In fact, in the entire territory of Outremont there is only a total of four synagogues. The most recent new place of worship in Outremont was opened over 17 years ago. Since then not a single new place of worship has been established in Outremont. Not Christian, not Jewish and not Muslim.
So the question is why now?
One of the pretenses the borough is using to answer the “why now” question, is that “many other boroughs are currently implementing similar restrictions as a follow up to 2009 Conseil Interculturel de Montréal (CIM) report on lieux de culte“.
Interestingly, however, Outremont’s banning began years ago. Until 1999, Van Horne was zoned to permit places of worship. It enacted its first ban after the synagogue ”Amour pour Israël” purchased an abandoned building on Van Horne corner Durocher and got their permit. The borough’s response? They enacted a ban for places of worship on ALL of Van Horne.
Sadly, this pattern is repeating itself today. Now that Mifal Hashas has received their permit for a place of worship in an abandoned storefront on Bernard corner Champagneur, walla, all of sudden the borough decides it is time to ban places of worship on rue Bernard.
Will the ban revitalize commerce on Bernard?
The only logical reason the borough can come up with to as why they are so urgently to ban places of worship on Bernard is that the local commerce is dying and allowing places of worship won’t be “helpful” to the commerce. While at first glance this argument might sound reasonable, it doesn’t hold water for the following reasons:
- The borough did not bother to conduct a study or consult with any professional opinion as to if or how places of worship may affect commerce.
- The borough did not consult with merchants about their concerns nor with residents about their needs.
- The facts on the ground in Mile End proves Outremont wrong. In spite of the synagogues on Parc between Bernard and Van Horne, business is bustling, with new stores and cafés opening up in long abandoned store fronts.

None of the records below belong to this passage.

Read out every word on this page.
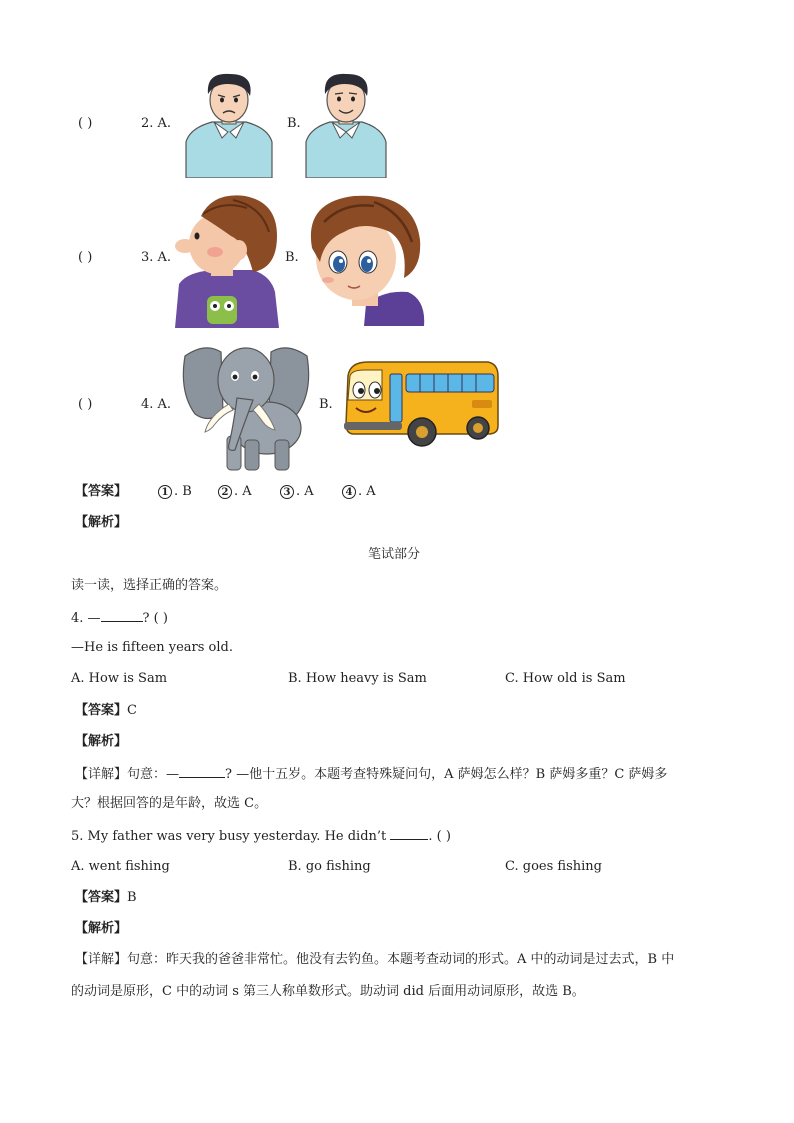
( )	2. A.	B.
( )	3. A.	B.
( )	4. A.	B.
【答案】	1 . B	2 . A	3 . A	4 . A
【解析】
笔试部分
读一读，选择正确的答案。
4. —	? ( )
—He is fifteen years old.
A. How is Sam	B. How heavy is Sam	C. How old is Sam
【答案】C
【解析】
【详解】句意：—	? —他十五岁。本题考查特殊疑问句，A 萨姆怎么样？B 萨姆多重？C 萨姆多
大？根据回答的是年龄，故选 C。
5. My father was very busy yesterday. He didn’t	. ( )
A. went fishing	B. go fishing	C. goes fishing
【答案】B
【解析】
【详解】句意：昨天我的爸爸非常忙。他没有去钓鱼。本题考查动词的形式。A 中的动词是过去式，B 中
的动词是原形，C 中的动词 s 第三人称单数形式。助动词 did 后面用动词原形，故选 B。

- Last but not least, in a 2006 statement regarding the Amour pour Israel synagogue, Outremont stated that “...the disappearance of an abandoned building will contribute to the revitalization of the Van Horne Avenue.“
It is obvious to us this ban is not about revitalizing Bernard nor implementing recommendations of CIM. As we’ve seen in the past, its about a small but vociferous group, led by known instigators, who have taken the opportunity to once again instill fear and loathing against the Hasidic Jewish community of Outremont. Opportunistically seizing upon the pretense of Mifal Hashas obtaining a permit, they are eager to yet again foist a restrictive bylaw on the Jewish community.